Política
14/01/2010, 19:29

Abra diz que Programa Nacional de Direitos Humanos ignorou Confecom

POR REDAÇÃO

Mais uma associação ligada à radiodifusão divulgou nota de repúdio ao decreto que cria o Programa Nacional de Direitos Humanos. Depois da Abert, agora é a vez da Abra, encabeçada por Band e RedeTV!, alegar que o programa "oculta mecanismos de censura e de constrangimento econômico contra os meios de comunicação". A diferença é que a Abra alega ainda que o decreto ignora as discussões realizadas na I Conferencia Nacional de Comunicação (Confecom). Vale lembrar, a Abert não aceitou participar da Confecom, sendo a Abra, portanto, a única entidade ligada à radiodifusão comercial a participar da organização dos debates.
Na nota, o consultor jurídico da associação, Walter Vieira Cenviva, afirma que, na Confecom, "a Abra defendeu diversas propostas que valorizam e viabilizam a ampla proteção dos Direitos Humanos no Brasil, mas nenhuma dessas propostas foi considerada pelo Decreto". Contudo, não cita as propostas, afirmando apenas que proteger os direitos humanos é garantir o exercício da liberdade de imprensa.
A Abra critica a criação de um ranking de veículos que não respeitam os direitos humanos, bem como a abertura de um suposto espaço para um "mecanismo burocrático de controle estatal do exercício da liberdade de expressão vinculado à manipulação da receita publicitária sob pretexto de tutelar os Direitos Humanos". A associação de radiodifusores critica ainda a Diretriz 17, que permite ao poder público introduzir mudanças para construir ou desconstruir uma cultura social de respeito e proteção aos Direitos Humanos. Para a Abra, o papel do Estado "não é construir nem desconstruir culturas, mas sim o de garantir os Direitos Humanos".
Veja a nota da Abra na íntegra:
"ABRA repudia Decreto que trata do Programa Nacional de Direitos Humanos
Radiodifusores ressaltam constrangimento e instrumentos de censura em diversas diretrizes
Em meio às polêmicas sobre o texto do Decreto nº 7037, de 21 de dezembro de 2009, que cria o Programa Nacional de Direitos Humanos, a Associação Brasileira de Radiodifusores considera que o PNDH-3 oculta mecanismos de censura e de constrangimento econômico contra os meios de comunicação.
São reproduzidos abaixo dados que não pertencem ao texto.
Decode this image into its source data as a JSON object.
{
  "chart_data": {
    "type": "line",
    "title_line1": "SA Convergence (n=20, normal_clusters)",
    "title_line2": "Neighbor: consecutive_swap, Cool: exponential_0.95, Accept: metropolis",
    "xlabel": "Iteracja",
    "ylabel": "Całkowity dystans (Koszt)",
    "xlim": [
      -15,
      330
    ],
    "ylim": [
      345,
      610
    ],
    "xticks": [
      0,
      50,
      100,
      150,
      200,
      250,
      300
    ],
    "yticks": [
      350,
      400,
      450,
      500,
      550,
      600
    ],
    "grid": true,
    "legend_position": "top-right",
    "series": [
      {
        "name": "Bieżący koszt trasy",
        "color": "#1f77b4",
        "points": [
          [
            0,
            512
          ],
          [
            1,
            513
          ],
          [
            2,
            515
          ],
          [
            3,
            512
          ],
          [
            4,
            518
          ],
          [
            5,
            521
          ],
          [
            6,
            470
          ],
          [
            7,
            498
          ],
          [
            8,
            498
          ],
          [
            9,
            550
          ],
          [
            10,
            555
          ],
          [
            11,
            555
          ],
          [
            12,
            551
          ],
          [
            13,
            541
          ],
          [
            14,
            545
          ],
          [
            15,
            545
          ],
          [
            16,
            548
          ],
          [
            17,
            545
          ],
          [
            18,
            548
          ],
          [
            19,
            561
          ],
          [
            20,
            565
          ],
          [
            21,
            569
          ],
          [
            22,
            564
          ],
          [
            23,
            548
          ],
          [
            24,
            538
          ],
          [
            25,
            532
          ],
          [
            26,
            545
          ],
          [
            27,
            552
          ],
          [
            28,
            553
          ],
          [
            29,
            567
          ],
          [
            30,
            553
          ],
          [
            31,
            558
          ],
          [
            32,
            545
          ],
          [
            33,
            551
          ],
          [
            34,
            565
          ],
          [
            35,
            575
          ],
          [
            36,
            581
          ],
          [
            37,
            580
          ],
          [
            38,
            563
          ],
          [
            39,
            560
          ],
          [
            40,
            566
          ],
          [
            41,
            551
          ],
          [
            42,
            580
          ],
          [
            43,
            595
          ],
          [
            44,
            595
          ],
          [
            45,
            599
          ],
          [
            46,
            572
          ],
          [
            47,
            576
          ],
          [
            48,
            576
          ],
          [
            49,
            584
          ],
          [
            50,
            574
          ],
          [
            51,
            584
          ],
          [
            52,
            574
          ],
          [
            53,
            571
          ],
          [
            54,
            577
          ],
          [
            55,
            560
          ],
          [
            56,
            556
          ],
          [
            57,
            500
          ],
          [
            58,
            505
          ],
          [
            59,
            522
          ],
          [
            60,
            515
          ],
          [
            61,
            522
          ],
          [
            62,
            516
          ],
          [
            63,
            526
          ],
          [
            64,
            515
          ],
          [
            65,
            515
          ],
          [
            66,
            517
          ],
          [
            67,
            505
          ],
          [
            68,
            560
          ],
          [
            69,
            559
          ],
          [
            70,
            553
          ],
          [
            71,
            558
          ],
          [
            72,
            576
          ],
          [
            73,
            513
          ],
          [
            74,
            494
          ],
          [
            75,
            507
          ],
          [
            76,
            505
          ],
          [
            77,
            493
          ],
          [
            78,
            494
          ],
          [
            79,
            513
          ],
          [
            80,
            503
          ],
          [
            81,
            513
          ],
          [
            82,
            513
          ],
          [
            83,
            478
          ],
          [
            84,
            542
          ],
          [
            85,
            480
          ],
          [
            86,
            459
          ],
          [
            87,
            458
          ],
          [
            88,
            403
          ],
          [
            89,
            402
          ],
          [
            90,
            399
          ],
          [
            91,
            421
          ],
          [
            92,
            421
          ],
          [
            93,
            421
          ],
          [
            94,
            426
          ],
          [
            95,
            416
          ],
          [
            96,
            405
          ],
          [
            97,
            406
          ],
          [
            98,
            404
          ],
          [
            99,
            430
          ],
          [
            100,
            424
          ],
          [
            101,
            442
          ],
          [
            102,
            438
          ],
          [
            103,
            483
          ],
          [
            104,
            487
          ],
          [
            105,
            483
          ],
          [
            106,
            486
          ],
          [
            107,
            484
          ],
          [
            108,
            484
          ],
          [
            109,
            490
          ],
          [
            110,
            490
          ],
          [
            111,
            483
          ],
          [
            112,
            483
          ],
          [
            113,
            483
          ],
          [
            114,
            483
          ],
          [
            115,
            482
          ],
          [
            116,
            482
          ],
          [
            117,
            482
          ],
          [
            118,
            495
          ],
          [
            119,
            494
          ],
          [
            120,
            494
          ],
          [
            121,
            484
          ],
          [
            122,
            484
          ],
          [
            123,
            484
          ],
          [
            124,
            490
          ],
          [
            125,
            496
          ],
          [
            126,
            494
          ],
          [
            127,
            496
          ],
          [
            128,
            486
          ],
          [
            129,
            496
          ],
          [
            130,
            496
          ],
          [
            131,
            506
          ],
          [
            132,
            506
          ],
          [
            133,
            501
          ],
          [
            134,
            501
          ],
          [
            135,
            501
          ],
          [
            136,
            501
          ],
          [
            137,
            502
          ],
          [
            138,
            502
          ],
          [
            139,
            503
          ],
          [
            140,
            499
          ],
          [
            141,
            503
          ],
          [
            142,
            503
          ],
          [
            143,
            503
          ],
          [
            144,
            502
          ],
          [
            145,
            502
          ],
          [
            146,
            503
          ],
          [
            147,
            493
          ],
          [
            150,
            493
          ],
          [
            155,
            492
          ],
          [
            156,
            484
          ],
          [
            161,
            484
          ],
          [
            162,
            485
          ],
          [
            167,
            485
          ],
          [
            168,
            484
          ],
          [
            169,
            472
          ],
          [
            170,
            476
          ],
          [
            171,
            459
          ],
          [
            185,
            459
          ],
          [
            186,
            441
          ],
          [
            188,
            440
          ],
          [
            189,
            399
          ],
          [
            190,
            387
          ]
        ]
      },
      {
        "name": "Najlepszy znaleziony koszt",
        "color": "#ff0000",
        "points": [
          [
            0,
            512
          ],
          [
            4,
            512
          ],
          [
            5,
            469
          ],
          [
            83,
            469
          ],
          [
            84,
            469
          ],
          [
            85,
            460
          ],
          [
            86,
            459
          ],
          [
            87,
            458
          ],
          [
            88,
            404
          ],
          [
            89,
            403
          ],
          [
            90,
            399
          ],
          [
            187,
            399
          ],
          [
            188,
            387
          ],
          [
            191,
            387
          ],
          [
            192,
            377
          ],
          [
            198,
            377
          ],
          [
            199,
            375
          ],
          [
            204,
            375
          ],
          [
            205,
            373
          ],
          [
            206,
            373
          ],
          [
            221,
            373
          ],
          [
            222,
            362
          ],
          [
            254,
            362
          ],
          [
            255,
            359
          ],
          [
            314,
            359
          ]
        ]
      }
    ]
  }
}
Além disso, para a ABRA, o Decreto ignora as discussões realizadas em 2009, na I Conferencia Nacional de Comunicação, que consumiu mais de R$ 6 milhões em recursos públicos e reuniu mais de 1600 delegados de todo o país."
O consultor jurídico da Associação, Walter Vieira Ceneviva, explica que "os radiodifusores representados pela Abra sempre defenderam os Direitos Humanos e a liberdade de expressão, mas o decreto 7.037 tem diretrizes maniqueístas e totalitárias". "Na Confecom", explica, "defendemos diversas propostas que valorizam e viabilizam a ampla proteção dos Direitos Humanos no Brasil, mas nenhuma dessas propostas foi considerada pelo Decreto". E lembra que a melhor forma de proteger os Direitos Humanos é garantir o exercício da liberdade de imprensa.
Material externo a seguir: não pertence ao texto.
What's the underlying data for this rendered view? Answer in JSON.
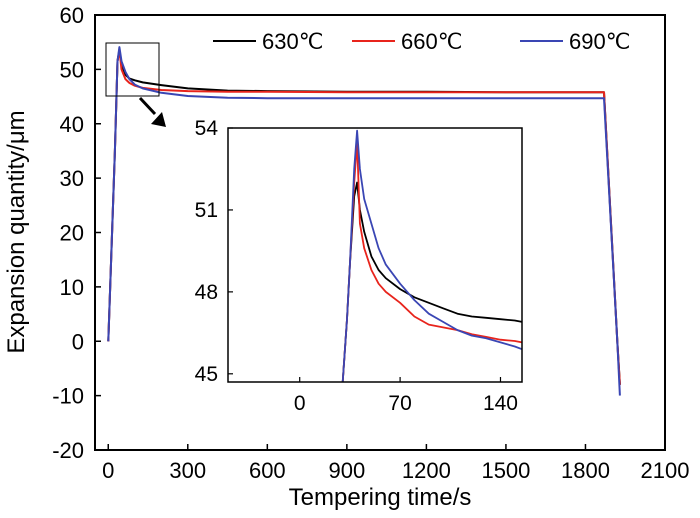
{
  "chart_data": {
    "type": "line",
    "xlabel": "Tempering time/s",
    "ylabel": "Expansion quantity/μm",
    "xlim": [
      -50,
      2100
    ],
    "ylim": [
      -20,
      60
    ],
    "xticks": [
      0,
      300,
      600,
      900,
      1200,
      1500,
      1800,
      2100
    ],
    "yticks": [
      60,
      50,
      40,
      30,
      20,
      10,
      0,
      -10,
      -20
    ],
    "legend": {
      "placement": "top-right"
    },
    "series": [
      {
        "name": "630℃",
        "color": "#000000",
        "x": [
          0,
          25,
          35,
          42,
          50,
          65,
          80,
          100,
          130,
          200,
          300,
          450,
          600,
          900,
          1200,
          1500,
          1870,
          1920,
          1930
        ],
        "y": [
          0,
          35,
          51.5,
          53.5,
          51,
          49,
          48.3,
          48,
          47.6,
          47.1,
          46.5,
          46.1,
          46,
          45.9,
          45.9,
          45.8,
          45.8,
          0,
          -8
        ]
      },
      {
        "name": "660℃",
        "color": "#e8241c",
        "x": [
          0,
          25,
          35,
          42,
          50,
          65,
          80,
          100,
          130,
          200,
          300,
          450,
          600,
          900,
          1200,
          1500,
          1870,
          1920,
          1930
        ],
        "y": [
          0,
          35,
          51.5,
          53.6,
          50,
          48.2,
          47.5,
          47,
          46.6,
          46.2,
          46,
          45.9,
          45.9,
          45.8,
          45.8,
          45.8,
          45.8,
          0,
          -8
        ]
      },
      {
        "name": "690℃",
        "color": "#3a46b4",
        "x": [
          0,
          25,
          35,
          42,
          50,
          65,
          80,
          100,
          130,
          200,
          300,
          450,
          600,
          900,
          1200,
          1500,
          1870,
          1920,
          1930
        ],
        "y": [
          0,
          35,
          51.5,
          54.1,
          51.5,
          49.5,
          48.2,
          47.2,
          46.5,
          45.7,
          45.1,
          44.8,
          44.7,
          44.7,
          44.7,
          44.7,
          44.7,
          0,
          -10
        ]
      }
    ],
    "inset": {
      "xlim": [
        -50,
        155
      ],
      "ylim": [
        44.7,
        54
      ],
      "xticks": [
        0,
        70,
        140
      ],
      "yticks": [
        54,
        51,
        48,
        45
      ],
      "series": [
        {
          "name": "630℃",
          "color": "#000000",
          "x": [
            30,
            33,
            35,
            38,
            40,
            42,
            45,
            50,
            55,
            60,
            70,
            80,
            90,
            100,
            110,
            120,
            130,
            140,
            150,
            155
          ],
          "y": [
            44.7,
            47,
            49,
            51.5,
            52,
            51,
            50.2,
            49.3,
            48.8,
            48.5,
            48.1,
            47.8,
            47.6,
            47.4,
            47.2,
            47.1,
            47.05,
            47,
            46.95,
            46.9
          ]
        },
        {
          "name": "660℃",
          "color": "#e8241c",
          "x": [
            30,
            33,
            35,
            38,
            40,
            42,
            45,
            50,
            55,
            60,
            70,
            80,
            90,
            100,
            110,
            120,
            130,
            140,
            150,
            155
          ],
          "y": [
            44.7,
            47,
            49,
            52,
            53.5,
            50.5,
            49.6,
            48.8,
            48.3,
            48,
            47.6,
            47.1,
            46.8,
            46.7,
            46.6,
            46.45,
            46.35,
            46.25,
            46.2,
            46.15
          ]
        },
        {
          "name": "690℃",
          "color": "#3a46b4",
          "x": [
            30,
            33,
            35,
            38,
            40,
            42,
            45,
            50,
            55,
            60,
            70,
            80,
            90,
            100,
            110,
            120,
            130,
            140,
            150,
            155
          ],
          "y": [
            44.7,
            47,
            49,
            52.5,
            53.9,
            52.5,
            51.4,
            50.5,
            49.6,
            49,
            48.3,
            47.7,
            47.2,
            46.9,
            46.6,
            46.4,
            46.3,
            46.15,
            46.0,
            45.9
          ]
        }
      ]
    }
  }
}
Ceneviva cita como exemplo a Diretriz 22, na qual o Poder Executivo pode criar "ranking" de veículos que não respeitam os direitos humanos. "As alíneas C e D da Diretriz 22 abrem espaço para um mecanismo burocrático de controle estatal do exercício da liberdade de expressão vinculado à manipulação da receita publicitária sob pretexto de tutelar os Direitos Humanos", ressalta.
Outro destaque dado pela ABRA foi a Diretriz 17, que permite ao poder público introduzir mudanças para "construir ou desconstruir uma cultura social de respeito e proteção aos Direitos Humanos". "O papel do Estado não é construir nem desconstruir culturas, mas sim o de garantir os Direitos Humanos. Este tipo de regulamentação da Cultura, proposto agora pelo governo Lula, é um atentado contra a liberdade de expressão e contra a própria Constituição Federal", completa.
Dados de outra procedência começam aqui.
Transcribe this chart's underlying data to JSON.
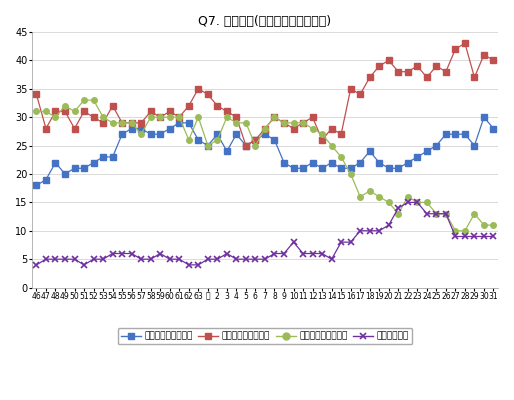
{
  "title": "Q7. 働く目的(主な項目の経年変化)",
  "x_labels": [
    "46",
    "47",
    "48",
    "49",
    "50",
    "51",
    "52",
    "53",
    "54",
    "55",
    "56",
    "57",
    "58",
    "59",
    "60",
    "61",
    "62",
    "63",
    "元",
    "2",
    "3",
    "4",
    "5",
    "6",
    "7",
    "8",
    "9",
    "10",
    "11",
    "12",
    "13",
    "14",
    "15",
    "16",
    "17",
    "18",
    "19",
    "20",
    "21",
    "22",
    "23",
    "24",
    "25",
    "26",
    "27",
    "28",
    "29",
    "30",
    "31"
  ],
  "series_order": [
    "経済的に豊かになる",
    "楽しい生活をしたい",
    "自分の能力をためす",
    "社会に役立つ"
  ],
  "series": {
    "経済的に豊かになる": {
      "color": "#4472C4",
      "marker": "s",
      "markersize": 4,
      "values": [
        18,
        19,
        22,
        20,
        21,
        21,
        22,
        23,
        23,
        27,
        28,
        28,
        27,
        27,
        28,
        29,
        29,
        26,
        25,
        27,
        24,
        27,
        25,
        26,
        27,
        26,
        22,
        21,
        21,
        22,
        21,
        22,
        21,
        21,
        22,
        24,
        22,
        21,
        21,
        22,
        23,
        24,
        25,
        27,
        27,
        27,
        25,
        30,
        28
      ]
    },
    "楽しい生活をしたい": {
      "color": "#C0504D",
      "marker": "s",
      "markersize": 4,
      "values": [
        34,
        28,
        31,
        31,
        28,
        31,
        30,
        29,
        32,
        29,
        29,
        29,
        31,
        30,
        31,
        30,
        32,
        35,
        34,
        32,
        31,
        30,
        25,
        26,
        28,
        30,
        29,
        28,
        29,
        30,
        26,
        28,
        27,
        35,
        34,
        37,
        39,
        40,
        38,
        38,
        39,
        37,
        39,
        38,
        42,
        43,
        37,
        41,
        40
      ]
    },
    "自分の能力をためす": {
      "color": "#9BBB59",
      "marker": "o",
      "markersize": 4,
      "values": [
        31,
        31,
        30,
        32,
        31,
        33,
        33,
        30,
        29,
        29,
        29,
        27,
        30,
        30,
        30,
        30,
        26,
        30,
        25,
        26,
        30,
        29,
        29,
        25,
        28,
        30,
        29,
        29,
        29,
        28,
        27,
        25,
        23,
        20,
        16,
        17,
        16,
        15,
        13,
        16,
        15,
        15,
        13,
        13,
        10,
        10,
        13,
        11,
        11
      ]
    },
    "社会に役立つ": {
      "color": "#7030A0",
      "marker": "x",
      "markersize": 4,
      "values": [
        4,
        5,
        5,
        5,
        5,
        4,
        5,
        5,
        6,
        6,
        6,
        5,
        5,
        6,
        5,
        5,
        4,
        4,
        5,
        5,
        6,
        5,
        5,
        5,
        5,
        6,
        6,
        8,
        6,
        6,
        6,
        5,
        8,
        8,
        10,
        10,
        10,
        11,
        14,
        15,
        15,
        13,
        13,
        13,
        9,
        9,
        9,
        9,
        9
      ]
    }
  },
  "ylim": [
    0,
    45
  ],
  "yticks": [
    0,
    5,
    10,
    15,
    20,
    25,
    30,
    35,
    40,
    45
  ],
  "legend_labels": [
    "経済的に豊かになる",
    "楽しい生活をしたい",
    "自分の能力をためす",
    "社会に役立つ"
  ],
  "legend_colors": [
    "#4472C4",
    "#C0504D",
    "#9BBB59",
    "#7030A0"
  ],
  "legend_markers": [
    "s",
    "s",
    "o",
    "x"
  ]
}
O consultor jurídico da ABRA lembra ainda que várias propostas que tratavam do assunto Direitos Humanos e especialmente de diversas formas de controle social da mídia foram rechaçadas na Confecom, por estarem vinculadas à censura e ao totalitarismo. "Para que o Brasil gastou milhões nessa Conferência? Para que o governo mobilizou seus Ministros e centenas de servidores Públicos? O Decreto dá a impressão de que foi tudo um grande desperdício de dinheiro público, já que as conclusões da Confecom foram ignoradas, na semana seguinte de sua realização. O Governo desconsiderou grosseiramente as discussões ocorridas na Conferencia", conclui Ceneviva.